Friches industrielles, commerciales, administratives ou encore militaires : les friches sont nombreuses en France et la crise économique risque d'accroître leur nombre. Néanmoins, leurs réhabilitations pourraient être une opportunité pour l’environnement et le développement économique local.

La dépollution et la reconversion des friches présentent des intérêts environnementaux et économiques locaux. © Olivier Rault - stock.adobe.com

L’absence d’une définition juridique harmonisée des friches rend leur recensement très difficile.
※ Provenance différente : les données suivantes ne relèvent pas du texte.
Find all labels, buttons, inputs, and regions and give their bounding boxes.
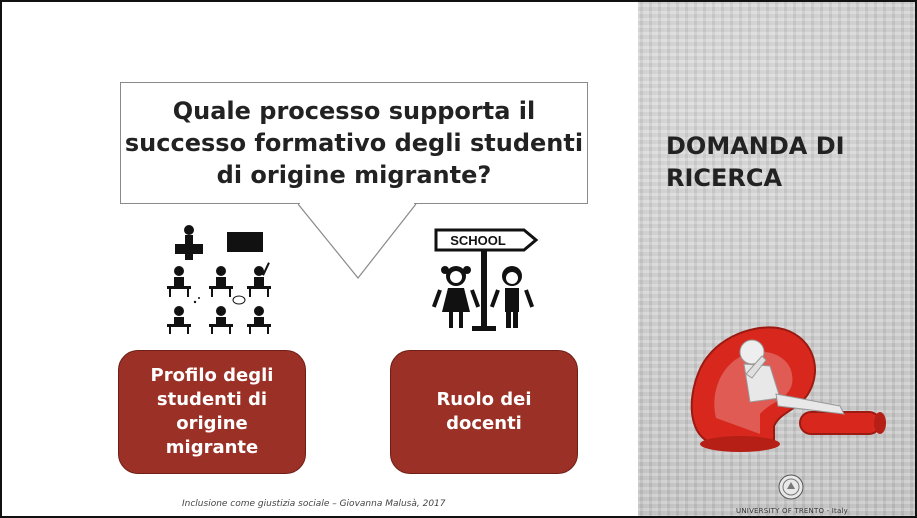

En date de janvier 2021, le rapport parlementaire sur la revalorisation des friches industrielles, commerciales et administratives s’intéresse au traitement de ces dernières. Dans le cadre de l’objectif " Zéro artificialisation nette" (ZAN) fixé par le plan Biodiversité de 2018, il s'agit de diviser par deux les terres artificialisées dans les dix années à venir. Ce rapport défend l’intérêt environnemental et économique de réhabiliter les friches. Il s’intéresse aussi aux moyens nécessaires pour favoriser leurs reconversions. Il met en avant quatorze propositions pour lever les obstacles administratifs et financiers à ce type d’opérations très lourdes.

Quelles friches ?

Si on dénombre 2 400 friches industrielles (certaines estimations vont de 4 000 à 10 000), couvrant entre 90 000 et 150 000 hectares du territoire national, les chiffres concernant les friches commerciales et administratives sont inconnus. Le foncier non agricole (établissements, entreprises des zones commerciales, entrepôts) couvre 30% des surfaces artificialisées, il progresse plus vite que le foncier résidentiel. Les incertitudes économiques dues à la crise sanitaire risquent d’engendrer une nette augmentation du nombre de friches, qu’elles soient commerciales, de loisirs ou industrielles.
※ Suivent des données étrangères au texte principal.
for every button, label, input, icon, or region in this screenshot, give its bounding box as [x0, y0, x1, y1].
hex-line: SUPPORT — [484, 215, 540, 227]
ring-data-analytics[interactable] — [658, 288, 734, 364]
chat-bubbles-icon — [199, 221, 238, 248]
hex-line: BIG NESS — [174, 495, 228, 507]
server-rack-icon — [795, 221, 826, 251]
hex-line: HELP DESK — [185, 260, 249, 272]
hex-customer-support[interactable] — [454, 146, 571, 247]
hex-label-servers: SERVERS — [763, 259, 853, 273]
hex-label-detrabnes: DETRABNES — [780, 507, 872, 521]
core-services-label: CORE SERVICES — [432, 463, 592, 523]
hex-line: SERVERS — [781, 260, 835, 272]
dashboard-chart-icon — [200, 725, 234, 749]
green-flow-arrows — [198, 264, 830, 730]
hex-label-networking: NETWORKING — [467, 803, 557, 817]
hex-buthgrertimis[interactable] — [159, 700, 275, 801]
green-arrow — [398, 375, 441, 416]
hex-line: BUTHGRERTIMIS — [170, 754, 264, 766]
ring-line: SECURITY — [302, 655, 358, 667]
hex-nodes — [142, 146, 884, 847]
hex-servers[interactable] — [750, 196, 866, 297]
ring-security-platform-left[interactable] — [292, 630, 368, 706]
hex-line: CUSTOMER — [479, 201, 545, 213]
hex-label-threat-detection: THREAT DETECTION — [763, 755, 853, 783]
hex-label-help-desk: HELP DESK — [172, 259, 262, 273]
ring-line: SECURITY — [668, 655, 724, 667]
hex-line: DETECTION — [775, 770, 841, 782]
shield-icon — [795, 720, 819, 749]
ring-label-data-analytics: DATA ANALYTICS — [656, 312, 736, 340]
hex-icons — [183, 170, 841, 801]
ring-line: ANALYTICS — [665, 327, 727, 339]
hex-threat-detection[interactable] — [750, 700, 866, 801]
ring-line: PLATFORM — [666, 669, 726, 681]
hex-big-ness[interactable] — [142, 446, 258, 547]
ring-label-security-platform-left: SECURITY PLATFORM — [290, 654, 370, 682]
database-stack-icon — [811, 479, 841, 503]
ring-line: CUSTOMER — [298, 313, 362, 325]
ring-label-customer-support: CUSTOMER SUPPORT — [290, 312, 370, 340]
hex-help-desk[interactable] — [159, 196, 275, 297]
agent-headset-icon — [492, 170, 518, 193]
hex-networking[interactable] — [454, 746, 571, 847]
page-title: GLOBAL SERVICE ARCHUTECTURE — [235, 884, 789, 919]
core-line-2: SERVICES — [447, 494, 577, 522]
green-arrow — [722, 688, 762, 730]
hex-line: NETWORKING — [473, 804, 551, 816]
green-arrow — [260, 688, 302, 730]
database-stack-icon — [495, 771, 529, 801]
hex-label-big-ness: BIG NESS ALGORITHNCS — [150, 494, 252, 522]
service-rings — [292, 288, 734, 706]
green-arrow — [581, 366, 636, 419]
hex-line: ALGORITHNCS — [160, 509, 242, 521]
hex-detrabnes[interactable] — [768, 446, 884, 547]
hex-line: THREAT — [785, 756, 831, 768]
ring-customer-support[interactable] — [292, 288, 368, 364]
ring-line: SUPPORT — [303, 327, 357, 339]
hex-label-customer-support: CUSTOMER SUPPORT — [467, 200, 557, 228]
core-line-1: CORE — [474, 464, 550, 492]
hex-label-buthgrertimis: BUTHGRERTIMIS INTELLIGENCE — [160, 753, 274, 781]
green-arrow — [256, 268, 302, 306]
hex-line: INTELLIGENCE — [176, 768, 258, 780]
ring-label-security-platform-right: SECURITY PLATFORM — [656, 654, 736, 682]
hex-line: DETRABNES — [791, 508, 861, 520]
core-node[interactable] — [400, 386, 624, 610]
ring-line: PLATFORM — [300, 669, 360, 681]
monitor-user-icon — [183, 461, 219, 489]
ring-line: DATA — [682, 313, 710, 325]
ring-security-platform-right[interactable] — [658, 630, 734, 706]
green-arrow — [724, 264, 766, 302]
Protèger l’environnement et favoriser l’économie locale

La dépollution et la reconversion des friches présentent des intérêts environnementaux et économiques locaux :

  • en favorisant la "santé environnementale" par l’extraction de la pollution des sols, la régulation du phénomène "ilôts de chaleur urbain", la valorisation de la biodiversité et une meilleure utilisation des terres excavées ;
  • en redynamisant et développant l’économie locale par la revalorisation foncière d’un territoire, la possibilité de développer des énergies renouvelables sur ces espaces (projets photovoltaïques), la mise en valeur de l’histoire technique et sociale locale grâce à la restauration des sites et des patrimoines industriels.
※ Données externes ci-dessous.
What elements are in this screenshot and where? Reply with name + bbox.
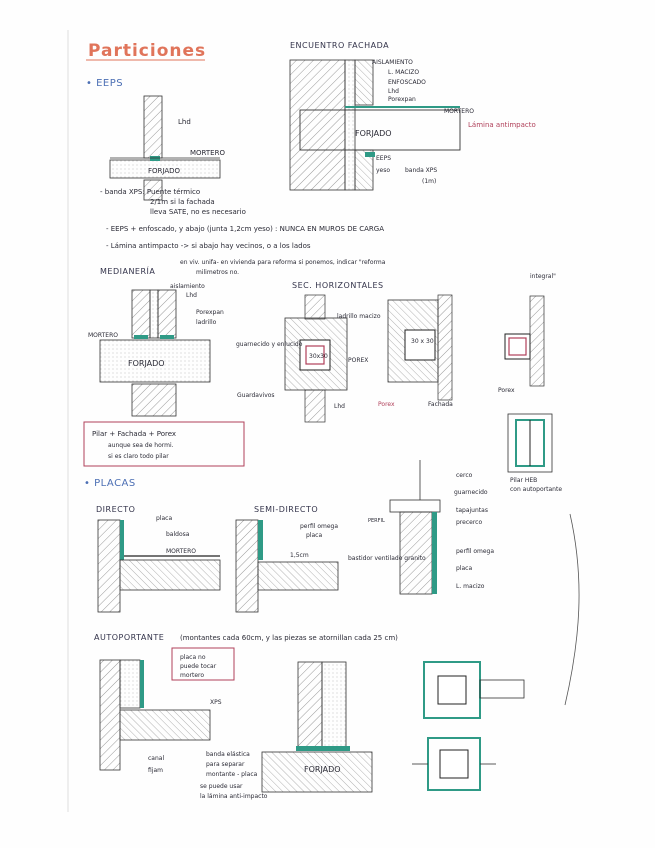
sec-horizontal-2 [387, 294, 453, 401]
sec-label-2: guarnecido y enlucido [236, 341, 303, 348]
enc-label-12: (1m) [422, 178, 436, 185]
callout-line-2: aunque sea de hormi. [108, 442, 174, 449]
ventana-label-6: placa [456, 565, 472, 572]
semi-label-2: placa [306, 532, 322, 539]
pilar-heb-label: Pilar HEB [510, 477, 537, 484]
enc-label-11: banda XPS [405, 167, 437, 174]
note-reforma: en viv. unifa- en vivienda para reforma … [180, 259, 386, 266]
box-line-2: puede tocar [180, 663, 217, 670]
callout-line-3: si es claro todo pilar [108, 453, 169, 460]
box-line-3: mortero [180, 672, 204, 679]
eeps-detail [109, 95, 221, 201]
autoportante-heading: AUTOPORTANTE [94, 633, 164, 642]
pilar-autoportante-2 [412, 737, 496, 791]
ventana-label-9: bastidor ventilado granito [348, 555, 426, 562]
ventana-label-2: guarnecido [454, 489, 488, 496]
eeps-forjado-label: FORJADO [148, 167, 181, 175]
sec-horizontal-3 [504, 295, 545, 387]
med-porexpan: Porexpan [196, 309, 224, 316]
sec-label-4: POREX [348, 357, 368, 364]
enc-label-4: Lhd [388, 88, 399, 95]
auto-label-8: la lámina anti-impacto [200, 793, 268, 800]
directo-label-1: placa [156, 515, 172, 522]
enc-label-8: FORJADO [355, 129, 392, 138]
sec-label-8: Porex [378, 401, 395, 408]
autoportante-detail-1 [99, 659, 211, 771]
enc-label-2: L. MACIZO [388, 69, 419, 76]
med-forjado: FORJADO [128, 359, 165, 368]
semi-label-1: perfil omega [300, 523, 338, 530]
note-eeps: - EEPS + enfoscado, y abajo (junta 1,2cm… [106, 225, 384, 233]
eeps-bullet: • EEPS [86, 78, 123, 89]
pilar-autoportante-1 [423, 661, 525, 719]
med-aislamiento: aislamiento [170, 283, 205, 290]
eeps-note-1: - banda XPS: Puente térmico [100, 188, 200, 196]
enc-label-1: AISLAMIENTO [372, 59, 413, 66]
sec-label-9: Fachada [428, 401, 453, 408]
eeps-lhd-label: Lhd [178, 118, 191, 126]
autoportante-note-box [171, 647, 235, 681]
note-lamina: - Lámina antimpacto -> si abajo hay veci… [106, 242, 311, 250]
enc-label-3: ENFOSCADO [388, 79, 426, 86]
auto-label-9: FORJADO [304, 765, 341, 774]
auto-label-1: XPS [210, 699, 222, 706]
medianeria-detail [99, 289, 211, 417]
medianeria-heading: MEDIANERÍA [100, 265, 155, 276]
box-line-1: placa no [180, 654, 206, 661]
ventana-label-5: perfil omega [456, 548, 494, 555]
auto-label-4: banda elástica [206, 751, 250, 758]
ventana-label-1: cerco [456, 472, 473, 479]
sec-label-1: ladrillo macizo [337, 313, 381, 320]
directo-label-2: baldosa [166, 531, 190, 538]
callout-box [83, 421, 245, 467]
semidirecto-heading: SEMI-DIRECTO [254, 505, 318, 514]
autoportante-note: (montantes cada 60cm, y las piezas se at… [180, 634, 398, 642]
enc-label-9: EEPS [376, 155, 391, 162]
eeps-mortero-label: MORTERO [190, 149, 225, 157]
enc-label-10: yeso [376, 167, 390, 174]
med-ladrillo: ladrillo [196, 319, 217, 326]
sec-label-6: Lhd [334, 403, 345, 410]
ventana-label-8: PERFIL [368, 518, 385, 524]
directo-label-3: MORTERO [166, 548, 196, 555]
auto-label-2: canal [148, 755, 164, 762]
eeps-note-3: lleva SATE, no es necesario [150, 208, 246, 216]
sec-label-3: 30x30 [309, 353, 328, 360]
placas-bullet: • PLACAS [84, 478, 136, 489]
directo-detail [97, 519, 221, 613]
semi-label-3: 1,5cm [290, 552, 309, 559]
sec-horizontal-1 [284, 294, 348, 423]
sec-label-5: Guardavivos [237, 392, 275, 399]
auto-label-6: montante - placa [206, 771, 258, 778]
ventana-label-3: tapajuntas [456, 507, 488, 514]
autoportante-detail-2 [261, 661, 373, 793]
auto-label-7: se puede usar [200, 783, 243, 790]
pilar-heb-sub: con autoportante [510, 486, 562, 493]
auto-label-5: para separar [206, 761, 245, 768]
ventana-detail [389, 460, 441, 595]
auto-label-3: fijam [148, 767, 163, 774]
sec-label-10: Porex [498, 387, 515, 394]
ventana-label-4: precerco [456, 519, 482, 526]
flow-arrow [564, 513, 580, 706]
page-title: Particiones [88, 41, 206, 61]
sec-label-7: 30 x 30 [411, 338, 434, 345]
eeps-note-2: 2/1m si la fachada [150, 198, 215, 206]
med-mortero: MORTERO [88, 332, 118, 339]
pilar-heb-detail [507, 413, 553, 473]
note-integral: integral" [530, 273, 556, 280]
directo-heading: DIRECTO [96, 505, 135, 514]
encuentro-detail [289, 59, 461, 191]
ventana-label-7: L. macizo [456, 583, 485, 590]
enc-label-7: Lámina antimpacto [468, 121, 536, 129]
encuentro-heading: ENCUENTRO FACHADA [290, 41, 389, 50]
med-lhd: Lhd [186, 292, 197, 299]
note-milimetros: milimetros no. [196, 269, 239, 276]
semidirecto-detail [235, 519, 339, 613]
enc-label-6: MORTERO [444, 108, 474, 115]
sec-horizontales-heading: SEC. HORIZONTALES [292, 281, 384, 290]
enc-label-5: Porexpan [388, 96, 416, 103]
callout-line-1: Pilar + Fachada + Porex [92, 430, 176, 438]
Les freins aux opérations de réhabilitation

La rénovation des friches se heurte toutefois à de nombreux obstacles qui doivent être levés pour faciliter les projets de réhabilitation. Ces freins sont d’ordre juridique et financier et concernent également l’action publique :

  • des difficultés d’ordre juridique du fait de l’intervention de différents droits, un empilement des procédures, des freins liés au droit de la propriété, au droit de préemption et d’expropriation... ;
  • des coûts de réhabilitation et de dépollution élevés nécessitant, pour être rentables, des financements publics nationaux (encore insuffisants) et européens (toujours sous-utilisés) ;
  • une absence de volonté de l’action publique pour mieux prévenir la formation des friches (limitation des réglementations les favorisant et prévision de la réversibilité des bâtiments), pour simplifier les procédures administratives et revoir la fiscalité (taxes foncières, droits de mutation, imposition sur les plus-values foncières).

Enfin, la région doit devenir le coordinateur sur les projets de réhabilitation. Une plateforme nationale d’inventaire des friches doit être mise en place pour faciliter leur recensement.